Abstract:
Has consumer activism been successful in its efforts to effect social, political, and economic changes and to empower consumers? This research seeks to answer this question by developing a viable evaluation framework for conceptualizing and measuring impacts of consumer activism. The Political Process Model and New Social Movement Theory provide the theoretical base and conceptual context, and previous studies on social movement
outcomes provided the analytical ground for developing a framework. The framework consists of three parts: environmental context, movement actions, and impacts as changes in social structures (impacts of consumer activism). Factors that influenced impacts were identified for the first two parts of the framework, and tested on archetypal consumer campaigns in Korea. A boycott against contaminated imported wheat in 1993 and a lawsuit against fraudulent bargain sales of retail conglomerates in 1989 were the campaigns used to identify the impacts. The primary sources of information were consumer organization archives, newspaper reports, and government records. Interviews with consumer leaders were included to validate the information from written documents. The framework succeeded in identifying the influential factors and the impacts of each campaign.

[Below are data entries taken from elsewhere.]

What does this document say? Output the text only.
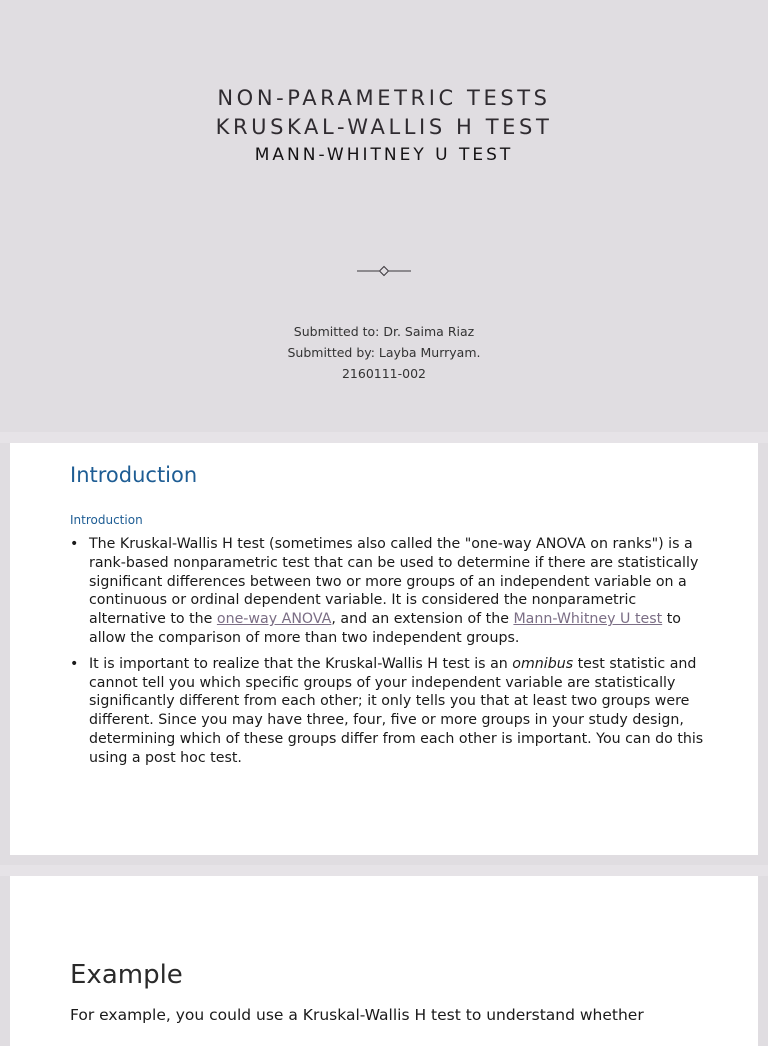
NON-PARAMETRIC TESTS
KRUSKAL-WALLIS H TEST
MANN-WHITNEY U TEST
Submitted to: Dr. Saima Riaz
Submitted by: Layba Murryam.
2160111-002
Introduction
Introduction
• The Kruskal-Wallis H test (sometimes also called the "one-way ANOVA on ranks") is a rank-based nonparametric test that can be used to determine if there are statistically significant differences between two or more groups of an independent variable on a continuous or ordinal dependent variable. It is considered the nonparametric alternative to the one-way ANOVA, and an extension of the Mann-Whitney U test to allow the comparison of more than two independent groups.
• It is important to realize that the Kruskal-Wallis H test is an omnibus test statistic and cannot tell you which specific groups of your independent variable are statistically significantly different from each other; it only tells you that at least two groups were different. Since you may have three, four, five or more groups in your study design, determining which of these groups differ from each other is important. You can do this using a post hoc test.
Example
For example, you could use a Kruskal-Wallis H test to understand whether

However, campaign goals or their achievements were not an
explicit part of the evaluation. The framework was modified to incorporate explicit goals and these broader changes. Goals stated by the two campaigns were changes in policy and political structure. Goal accomplishments and broader changes were
campaign impacts, including consumer attitude changes, market changes and movement (organization) growth. The campaigns sparked drastic changes in the Korean marketplace through consumption pattern and business practice changes. Applying this framework to additional campaigns in Korea, and to consumer movements in additional countries, will serve to validate and/or modify this
framework as a useful tool to measure the success of consumer activism. A consistent
approach to evaluating the impacts of consumer activism in cross-cultural comparisons contributes to our knowledge of consumer activism as a social movement. The framework will also encourage and help individual consumer organizations evaluate their efforts in a systematic way.